As a side note. It does not register with many programmers that inserting many values into a tree is a O(n log n) operation. They tend to think of only the insertion cost of a single element (log n). Consequently, frequently building these datastructures may result in performance bottlenecks. Unless you need the results to stay sorted, I suggest steering away form tree based datastructures.
Polynomial O(n^x) - These algorithms are easy to make by mistake (or on purpose). They often look like this
Code:
for (i : is){
for (j : is) {
}
}
The "x" is the nesting of the for loops. The above is a O(n^2) to make an O(n^3) algorithm you would add another nesting. These often sneak in by accident. Usually because of program complexity. Though, sometimes they are made by mistake or inexperience. Occasionally, these are done on purpose because the faster algorithm takes more memory or time. (see timsort again).

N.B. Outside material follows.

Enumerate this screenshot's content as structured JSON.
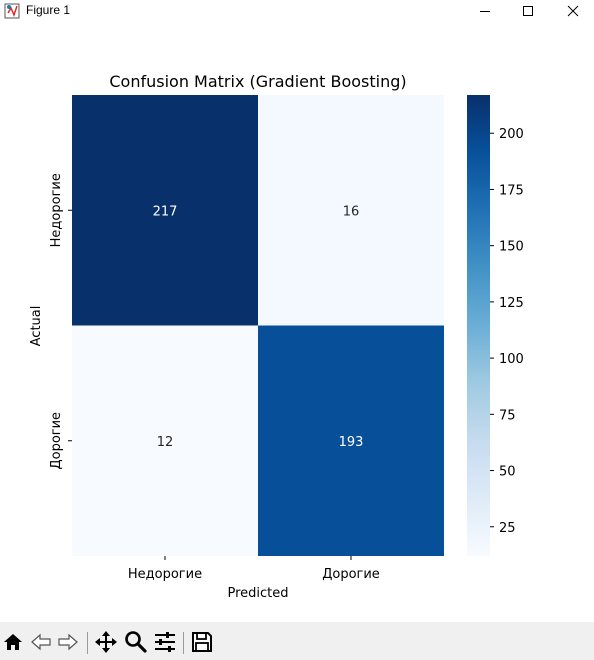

Factorial O(n!) - These are the brute force algorithms. You don't often see them in the wild. They are wildly inefficient and don't generally last long.
Usually, these are the algorithms that involve generating every combination of an answer, and then checking it to see if it is right. For example, cracking a password. These are used in cases where generating a test case is doable and easy. Checking if it is right is doable. However, direct calculation of the answer is hard if not impossible.
These are your algorithms of last resort. Often, when you have these, "close enough" is good enough. So instead of getting the right answer, getting an approximation is better. Sometimes, however, it is simply the case that a more optimal solution exists, it just isn't being used.